Under a City-operated program the City would have more flexibility to select a supplier, and the term of the contract and rate. We believe the current market provides an opportunity for the City, as a smaller scale aggregation program, to obtain RECs and have a better chance to meet the City’s goals as an independent aggregation program. The City will have more flexibility to go out into the market to seek RECs, and provide supply with very little overhead and no administrative fees being charged to participants.
Experience with the City’s gas program has found that the City’s gas rate has been below NOPEC’s gas rate about 70 percent of the time over the years. Partly this is due to lower overhead for the City’s program. NOPEC costs — administrative, advertising, legal, and programmatic — are paid for through the rates charged to participants.
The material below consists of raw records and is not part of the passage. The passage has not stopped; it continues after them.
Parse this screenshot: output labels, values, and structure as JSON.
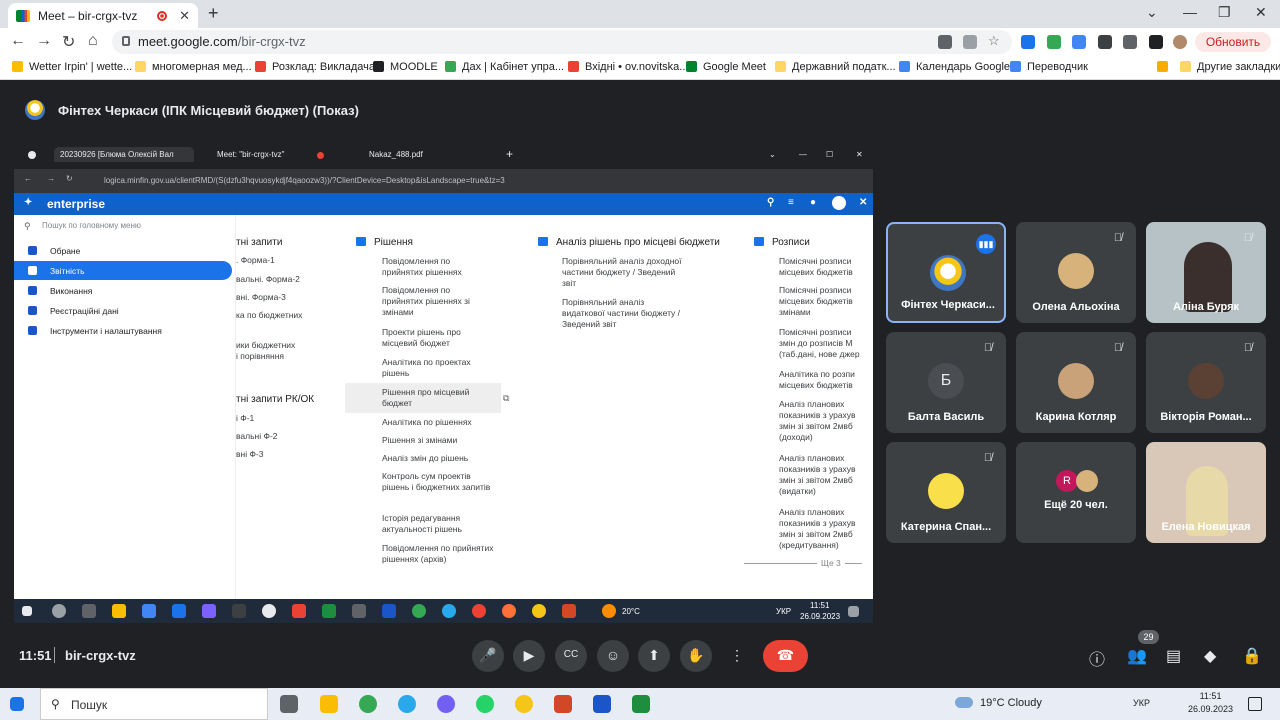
{
  "browser": {
    "tab_title": "Meet – bir-crgx-tvz",
    "url_host": "meet.google.com",
    "url_path": "/bir-crgx-tvz",
    "update_button": "Обновить",
    "bookmarks": [
      "Wetter Irpin' | wette...",
      "многомерная мед...",
      "Розклад: Викладача",
      "MOODLE",
      "Дах | Кабінет упра...",
      "Вхідні • ov.novitska...",
      "Google Meet",
      "Державний податк...",
      "Календарь Google",
      "Переводчик",
      "Другие закладки"
    ]
  },
  "meet": {
    "presentation_title": "Фінтех Черкаси (ІПК Місцевий бюджет) (Показ)",
    "time": "11:51",
    "meeting_code": "bir-crgx-tvz",
    "participants_count": "29",
    "participants": [
      {
        "name": "Фінтех Черкаси...",
        "speaking": true
      },
      {
        "name": "Олена Альохіна",
        "muted": true
      },
      {
        "name": "Аліна Буряк",
        "muted": true
      },
      {
        "name": "Балта Василь",
        "initial": "Б",
        "muted": true
      },
      {
        "name": "Карина Котляр",
        "muted": true
      },
      {
        "name": "Вікторія Роман...",
        "muted": true
      },
      {
        "name": "Катерина Спан...",
        "muted": true
      },
      {
        "name": "Ещё 20 чел.",
        "initial": "R"
      },
      {
        "name": "Елена Новицкая"
      }
    ]
  },
  "shared_screen": {
    "tabs": [
      "20230926 [Блюма Олексій Вал",
      "Meet: \"bir-crgx-tvz\"",
      "Nakaz_488.pdf"
    ],
    "url": "logica.minfin.gov.ua/clientRMD/(S(dzfu3hqvuosykdjf4qaoozw3))/?ClientDevice=Desktop&isLandscape=true&tz=3",
    "app_name": "enterprise",
    "search_placeholder": "Пошук по головному меню",
    "sidebar": [
      "Обране",
      "Звітність",
      "Виконання",
      "Реєстраційні дані",
      "Інструменти і налаштування"
    ],
    "col1_header": "тні запити",
    "col1_items": [
      ". Форма-1",
      "вальні. Форма-2",
      "вні. Форма-3",
      "ка по бюджетних",
      "ики бюджетних",
      "і порівняння",
      "тні запити РК/ОК",
      "і Ф-1",
      "вальні Ф-2",
      "вні Ф-3"
    ],
    "col2_header": "Рішення",
    "col2_items": [
      "Повідомлення по прийнятих рішеннях",
      "Повідомлення по прийнятих рішеннях зі змінами",
      "Проекти рішень про місцевий бюджет",
      "Аналітика по проектах рішень",
      "Рішення про місцевий бюджет",
      "Аналітика по рішеннях",
      "Рішення зі змінами",
      "Аналіз змін до рішень",
      "Контроль сум проектів рішень і бюджетних запитів",
      "Історія редагування актуальності рішень",
      "Повідомлення по прийнятих рішеннях (архів)"
    ],
    "col3_header": "Аналіз рішень про місцеві бюджети",
    "col3_items": [
      "Порівняльний аналіз доходної частини бюджету / Зведений звіт",
      "Порівняльний аналіз видаткової частини бюджету / Зведений звіт"
    ],
    "col4_header": "Розписи",
    "col4_items": [
      "Помісячні розписи місцевих бюджетів",
      "Помісячні розписи місцевих бюджетів змінами",
      "Помісячні розписи змін до розписів М (таб.дані, нове джер",
      "Аналітика по розпи місцевих бюджетів",
      "Аналіз планових показників з урахув змін зі звітом 2мвб (доходи)",
      "Аналіз планових показників з урахув змін зі звітом 2мвб (видатки)",
      "Аналіз планових показників з урахув змін зі звітом 2мвб (кредитування)"
    ],
    "more_label": "Ще 3",
    "taskbar_temp": "20°C",
    "taskbar_lang": "УКР",
    "taskbar_time": "11:51",
    "taskbar_date": "26.09.2023"
  },
  "windows": {
    "search_placeholder": "Пошук",
    "weather": "19°C  Cloudy",
    "lang": "УКР",
    "time": "11:51",
    "date": "26.09.2023"
  }
}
The market for green power is growing. There may be opportunities for renewable energy for a smaller aggregation that are not available to an aggregation with a much larger load profile. It is expected that there should be a greater availability of Ohio-based renewable power generation by 2026, with negotiations for those supplies commencing in 2023.
Additionally, with its own program, the City would have the flexibility to design specific features that it and residents value. For example, it could elect to source the power from a supplier that generates the electricity within Ohio. This would retain more of the environmental benefits – such as cleaner air and clean energy jobs – within the state and closer to the City.